The odd thing here is that this essay almost completely overlooks an important conclusion of the previous one, that video games are actions rather than motion pictures. By looking only at the visual predecessors of first-person shooters, it uncovers little from the past that informs how these games work. Where are the target ranges, carnival shooting galleries, and clay pigeons that explicitly inspire several games – Duck Hunt, Hogan’s Alley, and less directly stand-and-shoot games with gun controllers such as the Time Crisis and House of the Dead series? I would guess that the shooting gallery and other game antecedents must also leave their mark on first-person shooters in terms of how these games function and how they are actions, and that they are part of the origin of these games and relate to the filmic ancestors discussed here.
3. Social Realism
Here Galloway makes an important distinction between the quest for verisimilitude and what is thought of in film and literature as realism. I found that the discussion ofAmerica’s Army lacked surprises and fell short when compared with the rest of the essay and in the rest of the book. The essay is quite valuable for engaging the issue of realism and social realism in gaming, and adds an important dimension to the discussion of abstraction versus representation, for instance, Mark J. Wolf’s article in the Video Game Theory Reader.
4. Allegories of Control
In this essay, Galloway treats power, control, and ideology as embodied by games, particularly Civilization III, and finds the more explicitly represented ideology of such games to be trappings or decoys when compared to the deeper function of the games. This essay is notable for having a strong focus on a particular game as well as theoretical heft; it would be a good selection for those teaching Civ III.
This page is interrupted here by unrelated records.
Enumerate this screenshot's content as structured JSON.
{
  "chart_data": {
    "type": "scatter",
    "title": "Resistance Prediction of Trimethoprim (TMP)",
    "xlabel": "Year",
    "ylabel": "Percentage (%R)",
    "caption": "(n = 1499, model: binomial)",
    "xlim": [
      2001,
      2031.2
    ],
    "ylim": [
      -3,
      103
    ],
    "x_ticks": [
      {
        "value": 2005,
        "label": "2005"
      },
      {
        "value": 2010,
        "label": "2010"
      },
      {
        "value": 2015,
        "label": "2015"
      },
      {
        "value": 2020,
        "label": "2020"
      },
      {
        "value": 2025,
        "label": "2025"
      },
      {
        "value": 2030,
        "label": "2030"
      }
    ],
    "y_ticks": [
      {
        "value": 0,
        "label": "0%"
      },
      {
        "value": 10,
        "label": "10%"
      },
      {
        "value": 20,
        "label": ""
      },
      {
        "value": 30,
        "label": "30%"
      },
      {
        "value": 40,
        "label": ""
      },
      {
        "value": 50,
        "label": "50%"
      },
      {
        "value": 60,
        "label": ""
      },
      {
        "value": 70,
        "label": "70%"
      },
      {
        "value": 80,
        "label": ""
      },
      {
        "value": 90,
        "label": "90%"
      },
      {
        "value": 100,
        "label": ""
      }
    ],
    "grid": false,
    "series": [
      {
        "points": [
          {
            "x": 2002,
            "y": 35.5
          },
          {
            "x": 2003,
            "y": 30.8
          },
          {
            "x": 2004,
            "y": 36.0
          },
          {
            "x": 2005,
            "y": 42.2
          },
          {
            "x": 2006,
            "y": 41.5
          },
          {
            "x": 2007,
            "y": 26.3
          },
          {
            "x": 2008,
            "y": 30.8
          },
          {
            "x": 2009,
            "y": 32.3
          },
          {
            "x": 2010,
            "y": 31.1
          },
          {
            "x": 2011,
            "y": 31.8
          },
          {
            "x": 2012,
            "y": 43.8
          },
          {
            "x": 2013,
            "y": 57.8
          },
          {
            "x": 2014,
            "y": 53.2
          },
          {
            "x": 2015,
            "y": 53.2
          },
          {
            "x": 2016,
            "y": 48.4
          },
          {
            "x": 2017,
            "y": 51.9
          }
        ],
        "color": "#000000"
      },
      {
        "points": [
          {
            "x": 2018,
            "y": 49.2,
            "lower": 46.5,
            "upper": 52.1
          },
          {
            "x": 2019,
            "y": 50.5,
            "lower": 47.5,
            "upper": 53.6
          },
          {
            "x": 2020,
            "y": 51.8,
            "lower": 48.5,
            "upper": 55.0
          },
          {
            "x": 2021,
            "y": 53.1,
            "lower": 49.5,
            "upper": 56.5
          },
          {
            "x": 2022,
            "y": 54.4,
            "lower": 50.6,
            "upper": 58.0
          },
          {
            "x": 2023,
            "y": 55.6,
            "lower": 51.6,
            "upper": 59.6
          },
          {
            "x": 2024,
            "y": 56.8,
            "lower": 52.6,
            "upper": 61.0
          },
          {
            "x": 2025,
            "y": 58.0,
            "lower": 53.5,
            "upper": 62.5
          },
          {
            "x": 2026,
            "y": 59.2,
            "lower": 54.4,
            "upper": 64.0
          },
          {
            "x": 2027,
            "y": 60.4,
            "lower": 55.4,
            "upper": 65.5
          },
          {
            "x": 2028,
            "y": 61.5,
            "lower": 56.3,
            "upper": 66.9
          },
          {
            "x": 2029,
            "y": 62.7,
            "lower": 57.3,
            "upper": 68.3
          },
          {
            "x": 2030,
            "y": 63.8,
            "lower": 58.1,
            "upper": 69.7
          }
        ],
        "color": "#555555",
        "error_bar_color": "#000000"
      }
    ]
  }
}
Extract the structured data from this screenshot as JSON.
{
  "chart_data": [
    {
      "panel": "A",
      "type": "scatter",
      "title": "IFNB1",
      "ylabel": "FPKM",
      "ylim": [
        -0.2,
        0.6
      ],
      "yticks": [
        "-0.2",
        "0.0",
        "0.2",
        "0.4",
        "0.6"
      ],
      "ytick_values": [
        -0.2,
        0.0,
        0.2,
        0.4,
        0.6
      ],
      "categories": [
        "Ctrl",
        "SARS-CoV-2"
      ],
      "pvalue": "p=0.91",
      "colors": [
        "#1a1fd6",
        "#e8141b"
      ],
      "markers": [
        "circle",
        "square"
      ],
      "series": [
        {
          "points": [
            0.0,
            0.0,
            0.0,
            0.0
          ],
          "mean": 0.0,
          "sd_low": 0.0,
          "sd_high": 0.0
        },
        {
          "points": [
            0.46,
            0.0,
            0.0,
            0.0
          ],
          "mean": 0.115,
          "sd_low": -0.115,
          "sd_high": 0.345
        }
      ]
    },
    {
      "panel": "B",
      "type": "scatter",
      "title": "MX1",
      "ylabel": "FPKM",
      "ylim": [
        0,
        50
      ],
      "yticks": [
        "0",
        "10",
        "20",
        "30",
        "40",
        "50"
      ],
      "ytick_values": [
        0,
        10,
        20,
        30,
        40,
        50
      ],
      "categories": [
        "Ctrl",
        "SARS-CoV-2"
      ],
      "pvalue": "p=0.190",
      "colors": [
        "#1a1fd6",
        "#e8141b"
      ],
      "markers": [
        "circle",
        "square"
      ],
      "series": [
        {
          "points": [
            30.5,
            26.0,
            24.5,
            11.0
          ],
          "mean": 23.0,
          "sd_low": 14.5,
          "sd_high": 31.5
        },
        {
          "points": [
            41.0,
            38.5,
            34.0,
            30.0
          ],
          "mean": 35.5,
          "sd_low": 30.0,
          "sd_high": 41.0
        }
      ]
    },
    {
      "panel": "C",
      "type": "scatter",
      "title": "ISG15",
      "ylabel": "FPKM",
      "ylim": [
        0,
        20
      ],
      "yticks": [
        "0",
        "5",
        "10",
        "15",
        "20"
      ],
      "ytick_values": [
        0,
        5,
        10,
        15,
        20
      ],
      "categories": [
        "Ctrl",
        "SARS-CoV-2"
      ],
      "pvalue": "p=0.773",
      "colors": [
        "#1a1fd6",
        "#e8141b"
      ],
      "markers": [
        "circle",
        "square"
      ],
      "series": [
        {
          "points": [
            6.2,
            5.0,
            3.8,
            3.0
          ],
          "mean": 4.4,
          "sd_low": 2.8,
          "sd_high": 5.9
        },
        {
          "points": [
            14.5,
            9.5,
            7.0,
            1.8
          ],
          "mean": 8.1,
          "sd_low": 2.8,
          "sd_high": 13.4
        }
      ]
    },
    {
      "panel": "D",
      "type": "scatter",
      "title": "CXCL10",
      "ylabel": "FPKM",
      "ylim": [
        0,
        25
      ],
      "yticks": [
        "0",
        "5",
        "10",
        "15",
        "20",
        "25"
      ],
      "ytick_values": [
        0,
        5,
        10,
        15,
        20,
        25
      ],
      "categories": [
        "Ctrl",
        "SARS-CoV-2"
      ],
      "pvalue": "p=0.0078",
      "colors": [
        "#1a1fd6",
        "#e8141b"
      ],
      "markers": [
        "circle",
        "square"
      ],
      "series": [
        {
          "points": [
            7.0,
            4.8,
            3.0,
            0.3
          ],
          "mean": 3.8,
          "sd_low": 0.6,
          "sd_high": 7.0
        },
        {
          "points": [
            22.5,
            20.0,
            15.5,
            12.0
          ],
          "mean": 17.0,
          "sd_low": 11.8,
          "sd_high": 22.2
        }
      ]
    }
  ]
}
Here’s the really fun stuff: a look at subversive work by artists that challenges the game concept in various ways. The relationship of commercial gaming to artist-made mods and games (including work by Jodi and Tom Betts) is considered in terms of Peter Wollen’s seven thesis on counter-cinema, opposing Godard’s work to “old cinema.” While quite explicitly cinematically-driven, this essay adapts cinematic ideas in a way that is sensitive to the nature of games.
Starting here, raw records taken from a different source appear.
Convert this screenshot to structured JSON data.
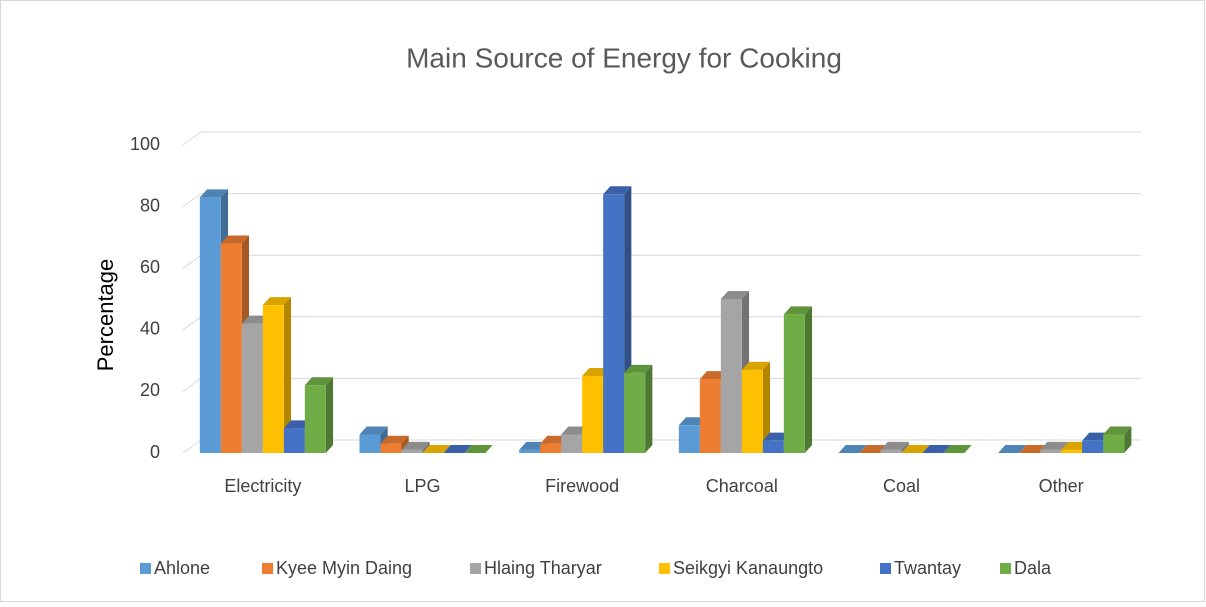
{
  "chart_data": {
    "type": "bar3d",
    "title": "Main Source of Energy for Cooking",
    "y_label": "Percentage",
    "categories": [
      "Electricity",
      "LPG",
      "Firewood",
      "Charcoal",
      "Coal",
      "Other"
    ],
    "series": [
      {
        "name": "Ahlone",
        "color": "#5b9bd5",
        "values": [
          83,
          6,
          1,
          9,
          0,
          0
        ]
      },
      {
        "name": "Kyee Myin Daing",
        "color": "#ed7d31",
        "values": [
          68,
          3,
          3,
          24,
          0,
          0
        ]
      },
      {
        "name": "Hlaing Tharyar",
        "color": "#a5a5a5",
        "values": [
          42,
          1,
          6,
          50,
          1,
          1
        ]
      },
      {
        "name": "Seikgyi Kanaungto",
        "color": "#ffc000",
        "values": [
          48,
          0,
          25,
          27,
          0,
          1
        ]
      },
      {
        "name": "Twantay",
        "color": "#4472c4",
        "values": [
          8,
          0,
          84,
          4,
          0,
          4
        ]
      },
      {
        "name": "Dala",
        "color": "#70ad47",
        "values": [
          22,
          0,
          26,
          45,
          0,
          6
        ]
      }
    ],
    "ylim": [
      0,
      100
    ],
    "yticks": [
      0,
      20,
      40,
      60,
      80,
      100
    ],
    "grid": true,
    "legend": "bottom"
  }
}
Overall, Galloway makes valuable theoretical contributions in Gaming, drawing on earlier aesthetic and critical approaches rather than bludgeoning games with them. It also covers a nice array of games from interesting perspectives. Game studies scholars, and those looking into games from other arts, will want to read this book. The main thing I would have liked would have been for Galloway to continue – there are plenty of ways to further develop the ideas here and put the conclusions of one line of thinking into practice in another.